補助的な機能は無視して、興味のあるインターフェイスのみ記す。

データ

component_type

一応文字列 input が定義されているが、このクラスは Component を継承しているわけではない。

default_source_path

サブクラスでの上書き専用。入力の対象がファイルでないときに、何らかのダミー文字列を入れておく。

self.encoding

入力データのエンコーディング名。普通は "utf-8" でよいだろう。

self.source

入力そのもの。

self.source_path

入力の対象がファイルであるときの、ファイルパス文字列。

メソッド

read(self)

サブクラスで定義。

  • NullInput ならば空の文字列を返す。

  • FileInput ならばファイルを open して read して decode して返す。

  • StringInput ならば self.sourcedecode して返す。

  • DocTreeInput ならば self.source を単に返す。

decode(self, data)

引数のデータを文字列に復号する。

self.encoding が与えられている場合は、それを利用する。ない場合は発見的方法で頑張る。

サブクラス

サブクラスでは必要に応じてメソッドを追加する。例えば FileInput ならば open, readlines, close 等々。それほど興味を引くものはないので省略。

クラス Output

こちらも補助的な機能は無視する。

データ

component_type

一応文字列 output が定義されているが、このクラスは Component を継承しているわけではない。

default_destination_path

サブクラスでの上書き専用。出力の対象がファイルでないときに、何らかのダミー文字列を入れておく。

self.encoding

出力データのエンコーディング名。

self.destination

出力先。

self.destination_path

出力の対象がファイルであるときの、ファイルパス文字列。

メソッド

write(self, data)

サブクラスで定義。

  • NullOutput ならば何もしない。

  • FileOutput, BinaryFileOutput ならばファイル``self.destination`` に decode したデータを write する。

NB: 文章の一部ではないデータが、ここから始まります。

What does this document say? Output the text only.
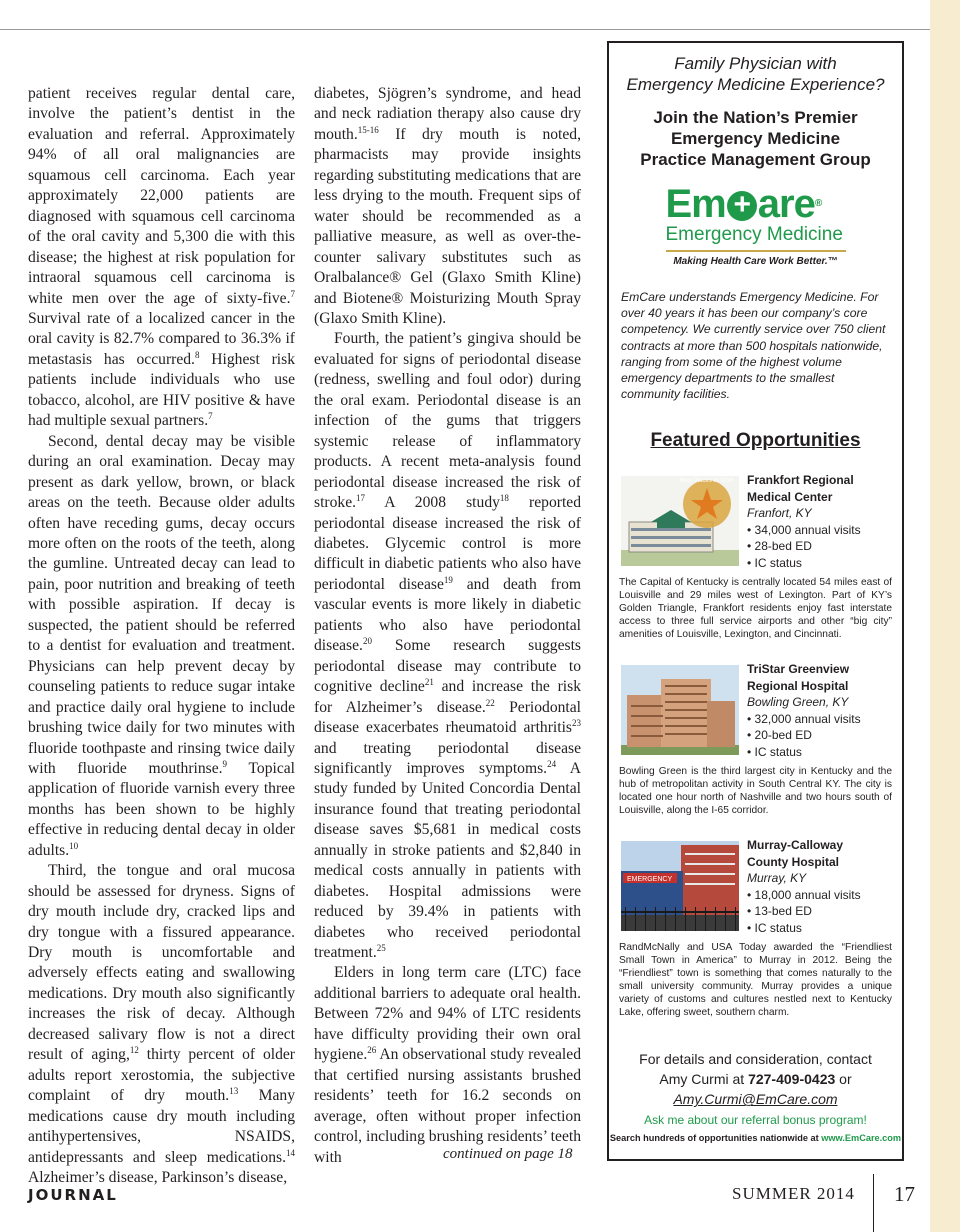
patient receives regular dental care, involve the patient’s dentist in the evaluation and referral. Approximately 94% of all oral malignancies are squamous cell carcinoma. Each year approximately 22,000 patients are diagnosed with squamous cell carcinoma of the oral cavity and 5,300 die with this disease; the highest at risk population for intraoral squamous cell carcinoma is white men over the age of sixty-five.$^7$ Survival rate of a localized cancer in the oral cavity is 82.7% compared to 36.3% if metastasis has occurred.$^8$ Highest risk patients include individuals who use tobacco, alcohol, are HIV positive & have had multiple sexual partners.$^7$

Second, dental decay may be visible during an oral examination. Decay may present as dark yellow, brown, or black areas on the teeth. Because older adults often have receding gums, decay occurs more often on the roots of the teeth, along the gumline. Untreated decay can lead to pain, poor nutrition and breaking of teeth with possible aspiration. If decay is suspected, the patient should be referred to a dentist for evaluation and treatment. Physicians can help prevent decay by counseling patients to reduce sugar intake and practice daily oral hygiene to include brushing twice daily for two minutes with fluoride toothpaste and rinsing twice daily with fluoride mouthrinse.$^9$ Topical application of fluoride varnish every three months has been shown to be highly effective in reducing dental decay in older adults.$^{10}$

Third, the tongue and oral mucosa should be assessed for dryness. Signs of dry mouth include dry, cracked lips and dry tongue with a fissured appearance. Dry mouth is uncomfortable and adversely effects eating and swallowing medications. Dry mouth also significantly increases the risk of decay. Although decreased salivary flow is not a direct result of aging,$^{12}$ thirty percent of older adults report xerostomia, the subjective complaint of dry mouth.$^{13}$ Many medications cause dry mouth including antihypertensives, NSAIDS, antidepressants and sleep medications.$^{14}$ Alzheimer’s disease, Parkinson’s disease,

diabetes, Sjögren’s syndrome, and head and neck radiation therapy also cause dry mouth.$^{15-16}$ If dry mouth is noted, pharmacists may provide insights regarding substituting medications that are less drying to the mouth. Frequent sips of water should be recommended as a palliative measure, as well as over-the-counter salivary substitutes such as Oralbalance® Gel (Glaxo Smith Kline) and Biotene® Moisturizing Mouth Spray (Glaxo Smith Kline).

Fourth, the patient’s gingiva should be evaluated for signs of periodontal disease (redness, swelling and foul odor) during the oral exam. Periodontal disease is an infection of the gums that triggers systemic release of inflammatory products. A recent meta-analysis found periodontal disease increased the risk of stroke.$^{17}$ A 2008 study$^{18}$ reported periodontal disease increased the risk of diabetes. Glycemic control is more difficult in diabetic patients who also have periodontal disease$^{19}$ and death from vascular events is more likely in diabetic patients who also have periodontal disease.$^{20}$ Some research suggests periodontal disease may contribute to cognitive decline$^{21}$ and increase the risk for Alzheimer’s disease.$^{22}$ Periodontal disease exacerbates rheumatoid arthritis$^{23}$ and treating periodontal disease significantly improves symptoms.$^{24}$ A study funded by United Concordia Dental insurance found that treating periodontal disease saves $5,681 in medical costs annually in stroke patients and $2,840 in medical costs annually in patients with diabetes. Hospital admissions were reduced by 39.4% in patients with diabetes who received periodontal treatment.$^{25}$

Elders in long term care (LTC) face additional barriers to adequate oral health. Between 72% and 94% of LTC residents have difficulty providing their own oral hygiene.$^{26}$ An observational study revealed that certified nursing assistants brushed residents’ teeth for 16.2 seconds on average, often without proper infection control, including brushing residents’ teeth with	continued on page 18
Family Physician with
Emergency Medicine Experience?
Join the Nation’s Premier
Emergency Medicine
Practice Management Group
Em + are®
Emergency Medicine
Making Health Care Work Better.™
EmCare understands Emergency Medicine. For over 40 years it has been our company’s core competency. We currently service over 750 client contracts at more than 500 hospitals nationwide, ranging from some of the highest volume emergency departments to the smallest community facilities.
Featured Opportunities
Best Places to Work Frankfort Regional
Medical Center
Franfort, KY
• 34,000 annual visits
• 28-bed ED
• IC status
The Capital of Kentucky is centrally located 54 miles east of Louisville and 29 miles west of Lexington. Part of KY’s Golden Triangle, Frankfort residents enjoy fast interstate access to three full service airports and other “big city” amenities of Louisville, Lexington, and Cincinnati.
TriStar Greenview
Regional Hospital
Bowling Green, KY
• 32,000 annual visits
• 20-bed ED
• IC status
Bowling Green is the third largest city in Kentucky and the hub of metropolitan activity in South Central KY. The city is located one hour north of Nashville and two hours south of Louisville, along the I-65 corridor.
EMERGENCY
Murray-Calloway
County Hospital
Murray, KY
• 18,000 annual visits
• 13-bed ED
• IC status
RandMcNally and USA Today awarded the “Friendliest Small Town in America” to Murray in 2012. Being the “Friendliest” town is something that comes naturally to the small university community. Murray provides a unique variety of customs and cultures nestled next to Kentucky Lake, offering sweet, southern charm.
For details and consideration, contact
Amy Curmi at 727-409-0423 or
Amy.Curmi@EmCare.com
Ask me about our referral bonus program!
Search hundreds of opportunities nationwide at www.EmCare.com
JOURNAL	SUMMER 2014 17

  • StringOutput ならば self.destination を文字列扱いして encode して返す。

encode(self, data)

データを encode して、それを返す。

クライアント

何が InputOutput のサブクラスのオブジェクトを生成するのか、それらをどう用いるのかを記す。

  • FileInput

    • parsers.rst.directives.Include.run: include_file として状況に応じて readlines() または read()

    • parsers.rst.directives.Raw.run: raw_file としてオブジェクトを生成、 read() する

    • parser.rst.directives.CSVTable.get_csv_data csv_file として生成、 read() する

    • and more

  • StringInput

    • urllib.request.urlopen(source).read() の戻り値を利用する状況。

  • DocTreeInput

    • core.publish_from_doctree にて利用。document が既にあることが決定的。

  • FileOutput

    • Publisher のデフォルトの destination_class

    • publish_file 系関数のデフォルトの destination_class

    • utils.DependencyList.set_output で利用

  • StringOutput

    • core.publish_programmatically 系関数のデフォルトの destination_class

  • NullOutput も出番がある。

  • BinaryFileOutputpublish_cmdline_to_binary のデフォルトの destination_class

感想

  • ここに記さなかった補助関数 check_encoding の実装では Python 標準のモジュール codecs を利用している。

  • Output のメソッド encode では結局 str のメソッド encode を用いるが、Input のメソッド decode では str のコンストラクターを用いる。